Deixo-vos, assim, com um conjunto de nove obras de artistas portugueses dedicadas ao frio e ao Inverno, em Portugal e até em França.

1. Francisco da Silva, Paisagem/Novembro, Dezembro, óleo sobre madeira, 1731, Museu de Évora.

Fonte: MatrizNet.

Esta obra faz parte de um conjunto de seis, das quais já só restam cinco, pintados por Francisco da Silva, artista sobre o qual pouco se conhece. Esta série representa os meses do ano, agrupados dois a dois, a partir do trabalho e ofícios que estão inerentes a cada um deles. Na peça aqui mostrada vemos uma paisagem carregada de neve com árvores despidas de folhas e algumas casas. Tanto em primeiro plano como mais afastado, vemos pessoas que se ocupam de tarefas típicas: o corte da lenha, o carregamento de mercadorias com apoio a um burro, a lavagem da roupa, etc. Toda a composição é pontuada pelos mesmos tons de bege, azul e cinzento, sendo possível perceber um dia luminoso de Inverno com a claridade do céu a reflectir no lago que vemos à direita. Há apenas alguns apontamentos a vermelho, reservados para o vestuário de algumas das pessoas que habitam a tela.

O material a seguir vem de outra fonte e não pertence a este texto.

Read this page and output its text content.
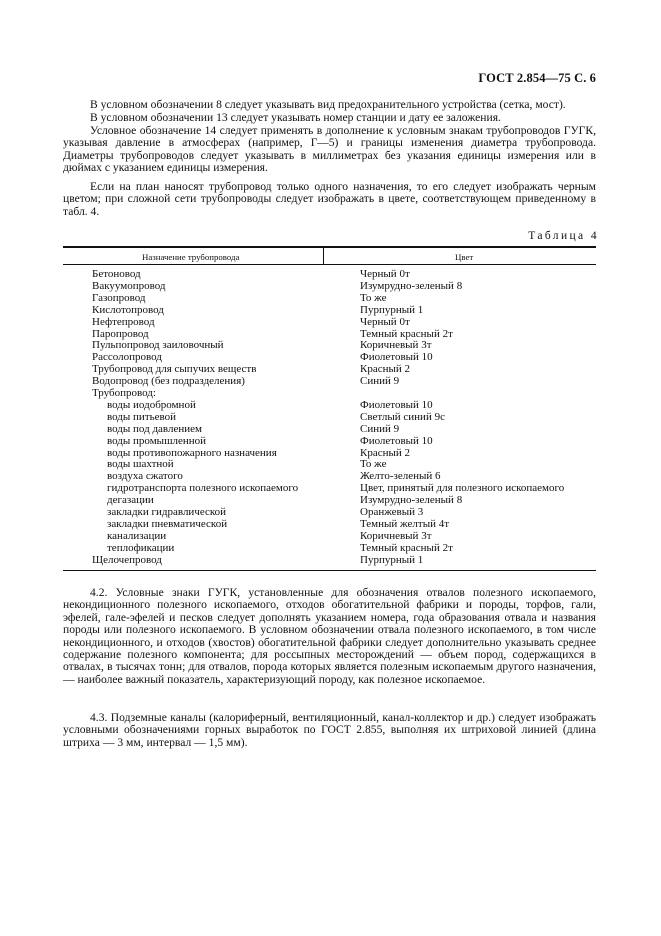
ГОСТ 2.854—75 С. 6
В условном обозначении 8 следует указывать вид предохранительного устройства (сетка, мост).
В условном обозначении 13 следует указывать номер станции и дату ее заложения.
Условное обозначение 14 следует применять в дополнение к условным знакам трубопроводов ГУГК, указывая давление в атмосферах (например, Г—5) и границы изменения диаметра трубопровода. Диаметры трубопроводов следует указывать в миллиметрах без указания единицы измерения или в дюймах с указанием единицы измерения.
Если на план наносят трубопровод только одного назначения, то его следует изображать черным цветом; при сложной сети трубопроводы следует изображать в цвете, соответствующем приведенному в табл. 4.
Таблица 4
Назначение трубопровода	Цвет
Бетоновод	Черный 0т
Вакуумопровод	Изумрудно-зеленый 8
Газопровод	То же
Кислотопровод	Пурпурный 1
Нефтепровод	Черный 0т
Паропровод	Темный красный 2т
Пульпопровод заиловочный	Коричневый 3т
Рассолопровод	Фиолетовый 10
Трубопровод для сыпучих веществ	Красный 2
Водопровод (без подразделения)	Синий 9
Трубопровод:
воды иодобромной	Фиолетовый 10
воды питьевой	Светлый синий 9с
воды под давлением	Синий 9
воды промышленной	Фиолетовый 10
воды противопожарного назначения	Красный 2
воды шахтной	То же
воздуха сжатого	Желто-зеленый 6
гидротранспорта полезного ископаемого	Цвет, принятый для полезного ископаемого
дегазации	Изумрудно-зеленый 8
закладки гидравлической	Оранжевый 3
закладки пневматической	Темный желтый 4т
канализации	Коричневый 3т
теплофикации	Темный красный 2т
Щелочепровод	Пурпурный 1
4.2. Условные знаки ГУГК, установленные для обозначения отвалов полезного ископаемого, некондиционного полезного ископаемого, отходов обогатительной фабрики и породы, торфов, гали, эфелей, гале-эфелей и песков следует дополнять указанием номера, года образования отвала и названия породы или полезного ископаемого. В условном обозначении отвала полезного ископаемого, в том числе некондиционного, и отходов (хвостов) обогатительной фабрики следует дополнительно указывать среднее содержание полезного компонента; для россыпных месторождений — объем пород, содержащихся в отвалах, в тысячах тонн; для отвалов, порода которых является полезным ископаемым другого назначения, — наиболее важный показатель, характеризующий породу, как полезное ископаемое.
4.3. Подземные каналы (калориферный, вентиляционный, канал-коллектор и др.) следует изображать условными обозначениями горных выработок по ГОСТ 2.855, выполняя их штриховой линией (длина штриха — 3 мм, интервал — 1,5 мм).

Sendo esta uma obra setecentista, vemos como se insere no gosto paisagístico que se reflectia na época. Uma obra de seis que se revela no seu carácter miniaturista (não tendo a tábua mais de 33 cm de largura) na qual vemos uma pincelada solta, mas de pormenor. Um conjunto baseado na obra do gravador francês Jean Lepautre (1618-1682). Esta peça, tal como as restantes quatro, terá pertencido à colecção de D. Frei Manuel de Cenáculo Villas-Boas (1724-1814), Arcebispo de Évora, a mesma que, mais tarde, deu origem ao espólio da Biblioteca Pública de Évora. Depois de integrar a Biblioteca, foi transferida para o Museu de Évora, onde ainda hoje se encontra como parte de um conjunto conhecido como Colecção Cenáculo.

2. Rafael Bordalo Pinheiro, Janeiro, litografia colada sobre cartolina, 1874, Museu Bordalo Pinheiro.

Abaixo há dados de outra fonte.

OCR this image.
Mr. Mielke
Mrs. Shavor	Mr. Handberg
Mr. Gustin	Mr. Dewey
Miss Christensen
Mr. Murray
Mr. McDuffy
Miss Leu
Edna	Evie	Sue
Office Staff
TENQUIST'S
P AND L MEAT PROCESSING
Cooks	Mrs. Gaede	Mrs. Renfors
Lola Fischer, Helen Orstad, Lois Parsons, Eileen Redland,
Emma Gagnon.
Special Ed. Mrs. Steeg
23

Fonte: Museu Bordalo Pinheiro.

Rafael Bordalo Pinheiro (1846-1905) seguiu um percurso muito próprio dedicado às artes gráficas, cerâmica, objectos de decoração, etc. A sua obra serve quase sempre o propósito de uma crítica cultural, política e social da época em que se insere, conseguindo de igual modo mostrar um retrato fiel da sociedade de então. Consciente da força que as suas gravuras podiam alcançar através da imprensa, funda vários periódicos ao longo dos anos.

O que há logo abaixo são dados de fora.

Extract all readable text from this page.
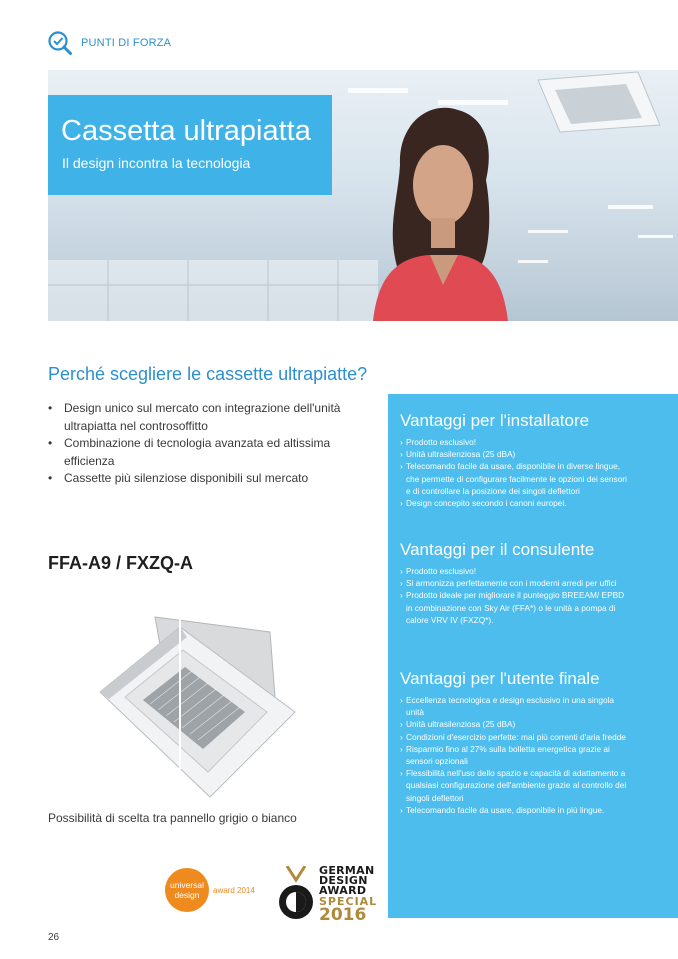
PUNTI DI FORZA
Cassetta ultrapiatta
Il design incontra la tecnologia
Perché scegliere le cassette ultrapiatte?
• Design unico sul mercato con integrazione dell'unità ultrapiatta nel controsoffitto
• Combinazione di tecnologia avanzata ed altissima efficienza
• Cassette più silenziose disponibili sul mercato
FFA-A9 / FXZQ-A
Possibilità di scelta tra pannello grigio o bianco
universal
design	award 2014
GERMAN
DESIGN
AWARD
SPECIAL
2016
26
Vantaggi per l'installatore
› Prodotto esclusivo!
› Unità ultrasilenziosa (25 dBA)
› Telecomando facile da usare, disponibile in diverse lingue, che permette di configurare facilmente le opzioni dei sensori e di controllare la posizione dei singoli deflettori
› Design concepito secondo i canoni europei.
Vantaggi per il consulente
› Prodotto esclusivo!
› Si armonizza perfettamente con i moderni arredi per uffici
› Prodotto ideale per migliorare il punteggio BREEAM/ EPBD in combinazione con Sky Air (FFA*) o le unità a pompa di calore VRV IV (FXZQ*).
Vantaggi per l'utente finale
› Eccellenza tecnologica e design esclusivo in una singola unità
› Unità ultrasilenziosa (25 dBA)
› Condizioni d'esercizio perfette: mai più correnti d'aria fredde
› Risparmio fino al 27% sulla bolletta energetica grazie ai sensori opzionali
› Flessibilità nell'uso dello spazio e capacità di adattamento a qualsiasi configurazione dell'ambiente grazie al controllo dei singoli deflettori
› Telecomando facile da usare, disponibile in più lingue.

A gravura aqui em análise corresponde a esse propósito, tendo integrado o Comércio do Porto Ilustrado e também o Almanaque das Artes e Letras. Nesta litografia vemos representadas três situações inerentes a Janeiro: um homem que carrega lenha, enquanto é fustigado pelo vento; pessoas que circulam na rua num dia de chuva e vento, tornando quase ineficaz a utilização do guarda-chuva; uma família que se reúne à mesa e à fogueira para partilhar a refeição, sendo possível perceber o frio que se faz sentir devido ao encolher dos corpos e às várias camadas de roupa utilizadas. É ainda possível ver/ler a palavra “Janeiro” na parte de baixo da composição. Esta é desenhada em modo de ramos de árvore tenebrosos, os quais fazem também a moldura e a divisão dos desenhos. A nível de traço, todo ele é feito com recurso a risco, seja para contorno ou preenchimento, não havendo mancha. As linhas bem visíveis parecem quase dar textura ao papel.

3. Carlos Reis, Manhã em Clamart, óleo sobre tela, 1889-1896, Casa-Museu Dr. Anastácio Gonçalves.

Fonte: GoogleArts&Culture.

Nesta tela podemos ver um dia de Inverno que se apresenta um pouco nublado, devido aos tons acinzentados do céu, e com vestígios de chuva recente, pelas duas poças que vemos à frente, uma delas exactamente em primeiro plano. As árvores despidas são um dos indicadores de que nos encontramos num dia invernoso. A vegetação rasteira permite-nos uma boa visão para o céu, elemento que reúne a maior parte da luminosidade da peça, a qual depois se reflecte na tal poça em primeiro plano, criando mais um foco de luz. Esta, bem como outra obra presente na colecção da Casa-Museu Dr. Anastácio Gonçalves, será um estudo para uma tela final que se perdeu durante o naufrágio do vapor Saint André, que marcava o regresso a Portugal das obras apresentadas na Exposição Universal de Paris de 1900.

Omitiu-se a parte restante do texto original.